A producer running about 50 cows in the Lake George district rang enquiring about a 6-month-old Angus cross steer with a prolapsed rectum. Only one steer in the mob of condition score 2.5-3.0 cows was affected. The herd had been agisted on the neighbouring property that had been destocked for a number of years. That summer was a little wet and the agisted property would have been quite lush. This would have been a good environment for weed growth. Of questionable significance is the fact that the cow was agisted in southern Queensland the year before.
The steer was in store condition. The rectum while prolapsed was otherwise relatively normal. However, the liver was quite spectacular in appearance.
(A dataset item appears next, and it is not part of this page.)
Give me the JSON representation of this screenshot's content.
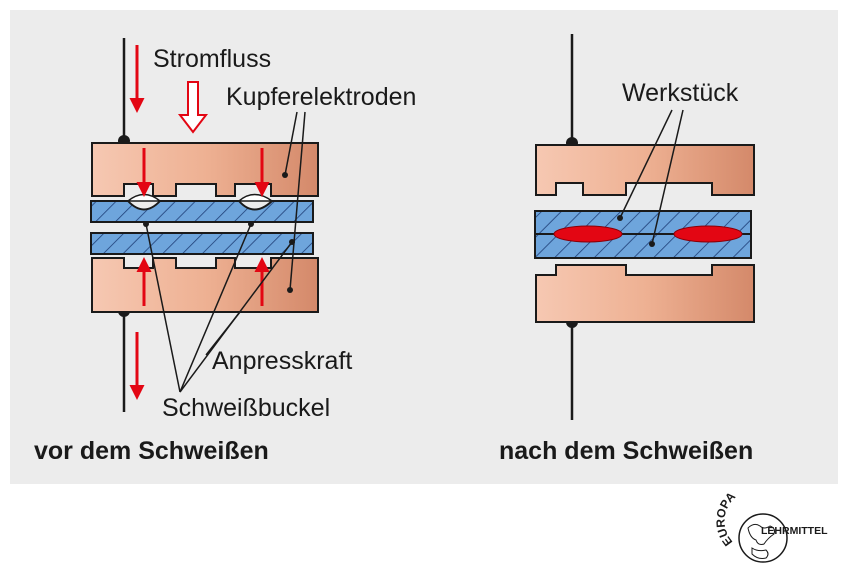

The liver was generally enlarged 2 to 3 times and very heavy. The surface was undulating in manner with many sunken areas. The shape was normal. Externally the liver was white with a thickened capsule. The cut surface was a browny pink colour. The liver was organised into distinct lobules grouped around bile ducts. These areas were between 1 to 4 cms across. The consistency was quite firm. The changes were confined within the liver. The morphological diagnosis was chronic generalised lobular cirrhosis of the liver.
Histopathological examination (M06-00557-F-V1) revealed marked massive bile duct proliferation with portal fibrosis and some bridging between portal areas. There was little fatty change and no bile accumulation. The nuclear size of the hepatocytes was variable but no typical megalocytes were seen. Sinusoids exhibited cellularity with small clusters of mixed mainly mononuclear cells. Some apparent extramedullary haemopoiesis was apparent. It was concluded that this was a case of toxic hepatitis.
Sporidesmin toxicity is a possibility. A few cases have been reported to the State Veterinary Laboratory Menangle over the past few years.
However, it is also possible that a toxin such as a pyrrolizidine alkaloid has been transferred to the calf either in utero or in the milk. The long-standing nature of the liver lesions supports this presumption.
The prolapsing of the rectum is interesting. Liver disease such portosystemic shunts may cause tenesmus, which may lead to a rectal prolapse. There was no evidence of this change in this animal. It has been reported that diarrhoea and straining were clinical manifestations of Senecio spp poisonings (1).